“Habéis oído que se dijo: “No cometerás adulterio”. Pero yo os digo: todo el que ama a una mujer deseándola, ya ha cometido adulterio con ella en su corazón. Si tu ojo derecho te induce a pecar, sácatelo y tíralo. Más te vale perder un miembro que ser echado entero a la gehena. Si tu mano derecha te induce a pecar, córtatela y tírala, porque más te vale perder un miembro que ir a parar entero a la gehena.
Se dijo: “El que repudie a su mujer que le dé acta de repudio”. Pero yo os digo que si uno repudia a su mujer –no hablo de una unión ilegítima- la induce a cometer adulterio, y el que se casa con la repudiada comete adulterio” (San Mateo 5, 27-32).
COMENTARIO
Desde dos perspectivas distintas analiza Jesús la intangibilidad del sacramento del matrimonio, a saber, la infidelidad, ya sea de pensamiento como de obra, es decir, bien porque el marido desee con el pensamiento a otra mujer, o porque la esposa desee con el pensamiento a otro hombre, o bien, porque el marido cohabite con otra mujer distinta de la esposa, o esta lo haga con otro hombre distinto del marido, y por supuesto, exista o no consentimiento del otro para realizarlo. La matización, aunque innecesaria, parece oportuna porque, curiosamente, Jesús solo se refiere en este caso al adulterio del marido como si este pecado fuera únicamente un acto propio del hombre y no de la mujer: “…todo el que ama a otra mujer deseándola…”. Es claro, no obstante, que la admonición se entiende y vale para ambos, hombre y mujer, aunque su aparente parcialidad parece poner de relieve que el adulterio masculino era el más frecuente y significativo.
El mismo evangelista vuelve sobre el tema en lo que se titula como el discurso escatológico, Mateo 19, 1-12, y esta vez, por la pregunta que le formularon los fariseos a resultas de la ley mosaica del repudio, y Jesús, que acaba de abolirla para siempre, justifica la inviolabilidad del matrimonio con la doctrina de que los unidos por ese vínculo, hombre y mujer, ya “no son dos”, pues son “una sola carne”, y concluye diciendo que “lo que Dios ha unido, que no lo separe el hombre”. Y como insistieran los fariseos sobre los motivos por los que Moisés permitiera al esposo repudiar a la esposa, lo que llegó a realizarse luego por los motivos más pueriles, Jesús les repuso: “Por la dureza de vuestro corazón os permitió Moisés repudiar a vuestras mujeres, pero al principio no era así”. La apostilla de sus discípulos a este respecto resulta muy curiosa, pues replicaron de modo hartamente inapropiado: “Si esa es la situación del hombre con la mujer no trae cuenta casarse”.

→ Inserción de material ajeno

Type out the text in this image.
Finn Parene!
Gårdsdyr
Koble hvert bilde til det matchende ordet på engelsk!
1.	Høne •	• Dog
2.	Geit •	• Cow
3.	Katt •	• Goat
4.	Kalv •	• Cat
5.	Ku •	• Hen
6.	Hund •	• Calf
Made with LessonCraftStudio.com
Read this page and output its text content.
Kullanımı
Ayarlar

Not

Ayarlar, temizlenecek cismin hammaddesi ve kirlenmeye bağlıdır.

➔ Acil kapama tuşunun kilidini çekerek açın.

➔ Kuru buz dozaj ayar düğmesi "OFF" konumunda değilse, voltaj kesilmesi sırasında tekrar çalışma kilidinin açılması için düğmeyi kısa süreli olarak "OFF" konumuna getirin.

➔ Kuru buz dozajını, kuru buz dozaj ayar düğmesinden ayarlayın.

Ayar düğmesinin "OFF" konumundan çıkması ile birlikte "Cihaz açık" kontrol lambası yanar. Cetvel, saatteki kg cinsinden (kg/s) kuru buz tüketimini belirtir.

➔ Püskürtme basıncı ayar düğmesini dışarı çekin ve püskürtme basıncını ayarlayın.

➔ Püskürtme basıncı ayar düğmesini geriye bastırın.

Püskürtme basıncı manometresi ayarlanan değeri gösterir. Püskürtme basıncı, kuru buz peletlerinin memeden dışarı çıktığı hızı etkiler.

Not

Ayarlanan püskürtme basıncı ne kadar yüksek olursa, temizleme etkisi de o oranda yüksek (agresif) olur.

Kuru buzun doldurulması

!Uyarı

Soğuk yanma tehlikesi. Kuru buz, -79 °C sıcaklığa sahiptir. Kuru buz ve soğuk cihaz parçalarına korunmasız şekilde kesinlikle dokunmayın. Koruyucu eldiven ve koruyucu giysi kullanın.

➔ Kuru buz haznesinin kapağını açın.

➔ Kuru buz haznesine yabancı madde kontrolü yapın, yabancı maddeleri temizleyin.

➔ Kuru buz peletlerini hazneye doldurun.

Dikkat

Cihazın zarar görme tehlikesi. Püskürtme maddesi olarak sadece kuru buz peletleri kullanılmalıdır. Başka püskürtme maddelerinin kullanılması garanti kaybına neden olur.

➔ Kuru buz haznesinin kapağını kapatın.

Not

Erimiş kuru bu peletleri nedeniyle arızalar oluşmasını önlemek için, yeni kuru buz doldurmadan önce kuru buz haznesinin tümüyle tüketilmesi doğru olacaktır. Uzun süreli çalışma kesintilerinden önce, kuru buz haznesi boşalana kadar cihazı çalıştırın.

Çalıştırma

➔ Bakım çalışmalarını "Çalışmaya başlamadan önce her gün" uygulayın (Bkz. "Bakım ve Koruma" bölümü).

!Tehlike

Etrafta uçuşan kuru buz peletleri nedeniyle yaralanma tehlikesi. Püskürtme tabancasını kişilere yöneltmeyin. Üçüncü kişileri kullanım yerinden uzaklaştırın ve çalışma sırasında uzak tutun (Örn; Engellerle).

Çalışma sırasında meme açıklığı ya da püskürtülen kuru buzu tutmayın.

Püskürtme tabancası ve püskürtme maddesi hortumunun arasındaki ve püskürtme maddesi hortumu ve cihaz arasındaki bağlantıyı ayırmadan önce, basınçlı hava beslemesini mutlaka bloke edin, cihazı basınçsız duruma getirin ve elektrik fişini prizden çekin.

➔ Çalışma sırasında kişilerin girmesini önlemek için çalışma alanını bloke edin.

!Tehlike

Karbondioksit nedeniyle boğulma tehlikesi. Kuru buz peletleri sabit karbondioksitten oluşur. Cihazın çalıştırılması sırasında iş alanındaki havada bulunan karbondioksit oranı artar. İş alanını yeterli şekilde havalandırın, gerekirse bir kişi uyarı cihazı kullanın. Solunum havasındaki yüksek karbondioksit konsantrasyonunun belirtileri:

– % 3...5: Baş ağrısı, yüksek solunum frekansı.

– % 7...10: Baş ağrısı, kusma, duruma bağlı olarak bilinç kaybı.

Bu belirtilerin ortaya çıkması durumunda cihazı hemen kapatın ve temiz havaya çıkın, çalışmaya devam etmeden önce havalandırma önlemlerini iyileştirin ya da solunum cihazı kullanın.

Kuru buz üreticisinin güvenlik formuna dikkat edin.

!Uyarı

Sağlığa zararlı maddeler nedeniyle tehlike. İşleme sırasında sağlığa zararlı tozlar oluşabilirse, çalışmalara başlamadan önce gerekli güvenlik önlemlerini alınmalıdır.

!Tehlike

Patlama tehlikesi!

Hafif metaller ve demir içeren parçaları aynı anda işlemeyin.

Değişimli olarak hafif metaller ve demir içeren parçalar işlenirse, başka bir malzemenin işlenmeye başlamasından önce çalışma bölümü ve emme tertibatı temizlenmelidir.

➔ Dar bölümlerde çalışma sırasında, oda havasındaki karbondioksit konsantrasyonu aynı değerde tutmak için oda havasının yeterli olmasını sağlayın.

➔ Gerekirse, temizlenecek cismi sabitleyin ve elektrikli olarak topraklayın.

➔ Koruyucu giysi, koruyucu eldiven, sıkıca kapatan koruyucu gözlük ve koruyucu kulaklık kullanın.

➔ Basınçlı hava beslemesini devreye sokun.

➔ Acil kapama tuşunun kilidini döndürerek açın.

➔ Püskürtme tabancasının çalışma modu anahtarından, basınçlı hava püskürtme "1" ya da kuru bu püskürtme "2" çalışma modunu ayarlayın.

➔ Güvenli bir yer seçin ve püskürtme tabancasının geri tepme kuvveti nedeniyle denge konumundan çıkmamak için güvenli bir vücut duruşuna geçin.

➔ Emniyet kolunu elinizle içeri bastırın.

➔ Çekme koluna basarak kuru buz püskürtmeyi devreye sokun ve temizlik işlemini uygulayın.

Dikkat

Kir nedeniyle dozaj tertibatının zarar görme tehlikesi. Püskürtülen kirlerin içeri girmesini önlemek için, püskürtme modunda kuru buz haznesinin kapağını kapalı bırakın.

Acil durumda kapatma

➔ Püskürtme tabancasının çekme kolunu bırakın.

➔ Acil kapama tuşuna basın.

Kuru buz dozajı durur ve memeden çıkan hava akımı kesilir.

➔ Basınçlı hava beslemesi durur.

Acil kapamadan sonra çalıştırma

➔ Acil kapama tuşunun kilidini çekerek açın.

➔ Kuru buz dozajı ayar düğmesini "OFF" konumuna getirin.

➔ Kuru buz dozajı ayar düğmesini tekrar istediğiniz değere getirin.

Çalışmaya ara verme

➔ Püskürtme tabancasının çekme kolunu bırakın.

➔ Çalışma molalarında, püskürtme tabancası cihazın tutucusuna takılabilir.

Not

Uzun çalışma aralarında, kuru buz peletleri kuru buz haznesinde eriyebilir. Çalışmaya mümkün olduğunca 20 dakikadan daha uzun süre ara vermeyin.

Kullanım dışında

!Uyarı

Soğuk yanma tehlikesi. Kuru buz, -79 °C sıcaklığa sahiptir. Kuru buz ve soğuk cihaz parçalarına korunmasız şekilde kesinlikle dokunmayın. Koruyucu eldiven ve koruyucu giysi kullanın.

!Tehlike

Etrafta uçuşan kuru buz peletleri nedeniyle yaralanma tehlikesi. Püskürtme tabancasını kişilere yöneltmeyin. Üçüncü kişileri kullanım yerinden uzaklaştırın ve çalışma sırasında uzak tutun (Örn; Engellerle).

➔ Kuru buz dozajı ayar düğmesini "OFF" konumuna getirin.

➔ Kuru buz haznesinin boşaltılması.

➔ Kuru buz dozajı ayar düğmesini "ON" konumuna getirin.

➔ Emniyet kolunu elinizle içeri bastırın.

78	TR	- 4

Y no me resisto a concluir este comentario sin traer a cuenta la deliciosa cara de san Pablo a los Corintios, 7, 1-30, en la que trata el tema del matrimonio y de la virginidad. A este respecto, con la misma parcialidad de Jesús, el apóstol de los gentiles comienza diciendo: “Acerca de lo que habéis escrito, es bueno que el hombre no toque mujer”. Es evidente que el apóstol considera el matrimonio como un remedio contra la inmoralidad. Y respecto de su indisolubilidad, resulta igualmente concluyente: “A los casados les ordeno, no yo sino el Señor: que la mujer no se separe del marido; pero si se separa que permanezca sin casarse o que se reconcilie con el marido; y que el marido no repudie a la mujer”.
No parece del todo ocioso que en estos tiempos del “divorcio exprés” y de una evidente y peligrosa fragilidad matrimonial, que consideremos los católicos estas cuestiones que son de fe.